Ia pun bingung dengan sikap pemerintah yang akhirnya menunda implementasi pajak karbon. Apalagi penerapannya mundur dari yang rencananya tahun ini menjadi ke 2025.

Padahal dari sisi tarif, Indonesia termasuk yang paling rendah di dunia. Dengan begitu, maka pajak karbon yang diterapkan ke PLTU tidak akan berdampak terhadap harga jual listrik ke tingkat konsumen.

Di samping itu, penerapan pajak karbon juga dapat menjadi insentif bagi PT PLN untuk mengembangkan sumber energi terbarukan. Logika dari kebijakan pajak karbon adalah memungut pajak dari penyumbang emisi karbon kemudian hasil dananya dikembalikan ke sektor yang bisa menurunkan emisi karbon.

“Dilihat dari logika tadi yang untung dari pajak karbon justru pembangkit EBT termasuk PLN dengan catatan ada realisasi pembangunan EBT yang masif dari PLN,” ujarnya.

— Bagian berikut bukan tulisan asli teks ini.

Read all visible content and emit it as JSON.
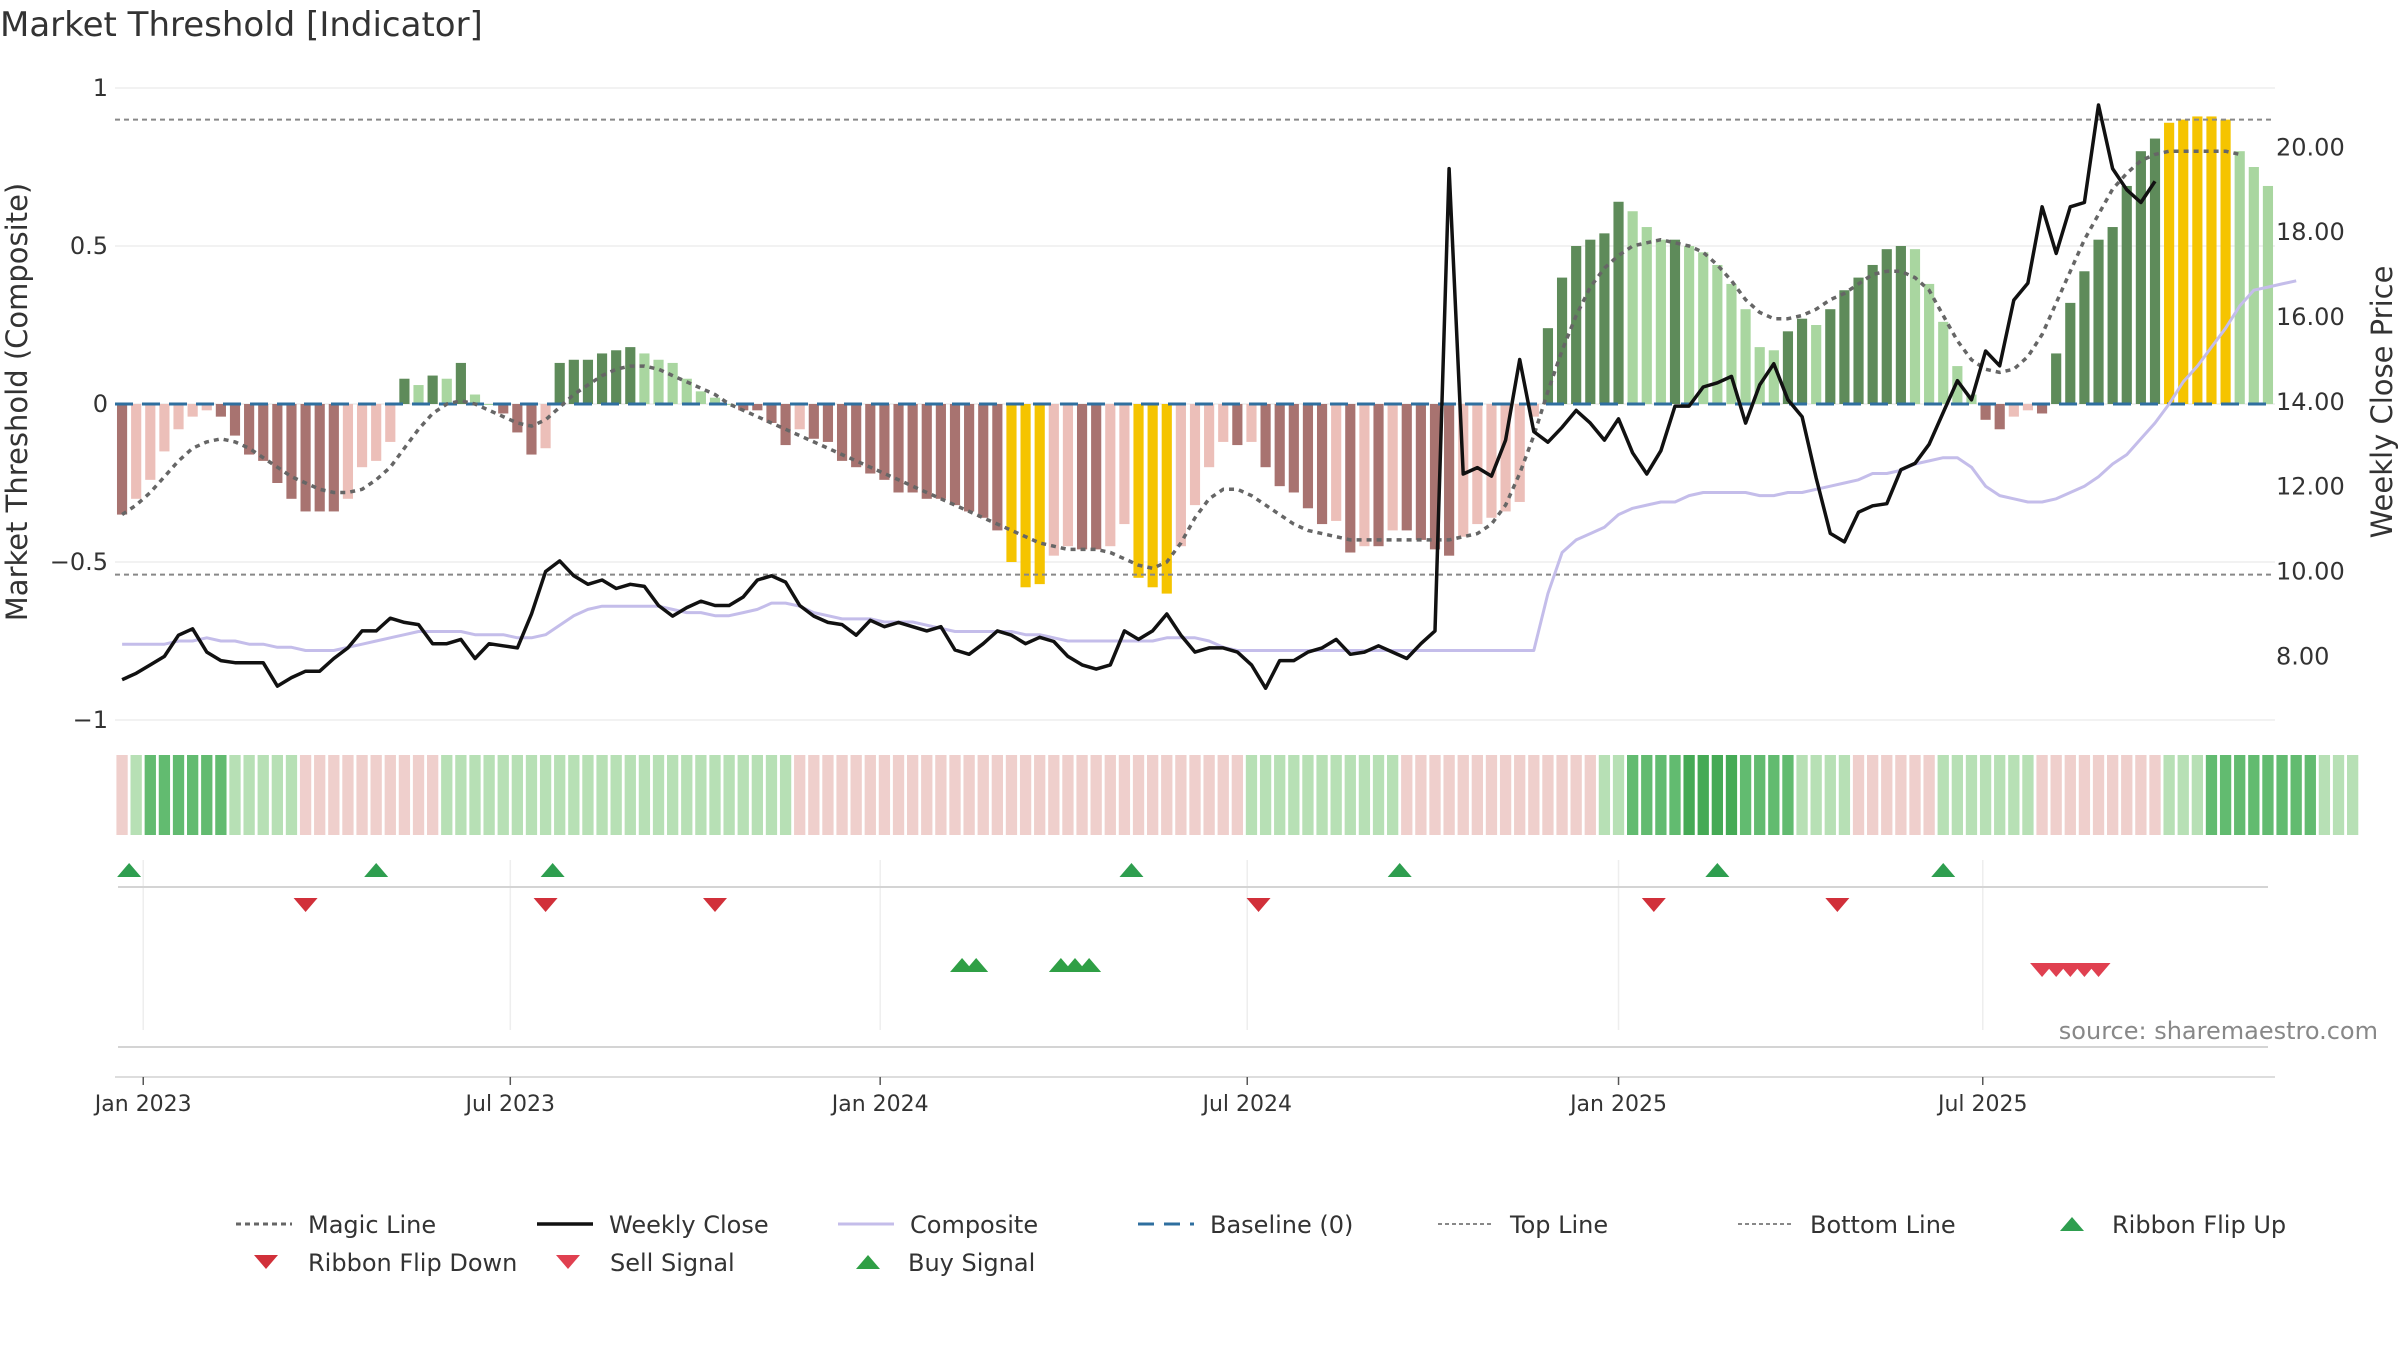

Terpisah, Pengamat Ekonomi Energi Universitas Gadjah Mada, Fahmy Radhi memandang penundaan pajak karbon mengindikasikan bahwa Menteri Keuangan tidak sepenuhnya mendukung komitmen Presiden Jokowi dalam transisi energi. Indikasi kedua adanya kekuatan lobi oligarki yang sangat kuat sehingga dapat menunda pajak karbon hingga 2025.

“Mestinya pajak karbon jangan ditunda agar pengusaha melakukan transformasi ke energi bersih. Kalau sudah terlanjur ditunda sebaiknya pada pada pertengahan 2023 harus diberlakukan,” katanya.

Seperti diketahui, pemerintah akhirnya menunda penerapan pajak karbon. Menteri Koordinator Bidang Perekonomian Airlangga Hartarto mengungkapkan penerapan pajak karbon akan berlaku pada 2025.

“Untuk merealisasikan komitmen menurunkan emisi gas rumah 2060 atau lebih cepat dan yang diterapkan awal adalah perdagangan karbon maupun pajak karbon yang ditargetkan akan berfungsi di tahun 2025,” jelas Airlangga dalam pembukaan Capital Market Summit & Expo (CMSE) 2022, Jakarta, Kamis (13/10/2022).

Penundaan pajak karbon ini, merupakan penundaan yang kesekian kali setelah pada akhir 2021 pemerintah berencana mengimplementasikan pajak karbon yang diamanatkan dalam Undang-Undang Nomor 7 Tahun 2021 tentang Harmonisasi Perpajakan mulai 1 April 2022. Saat itu, pemerintah berdalih implementasi diundur untuk menunggu kesiapan mekanisme pasar karbon.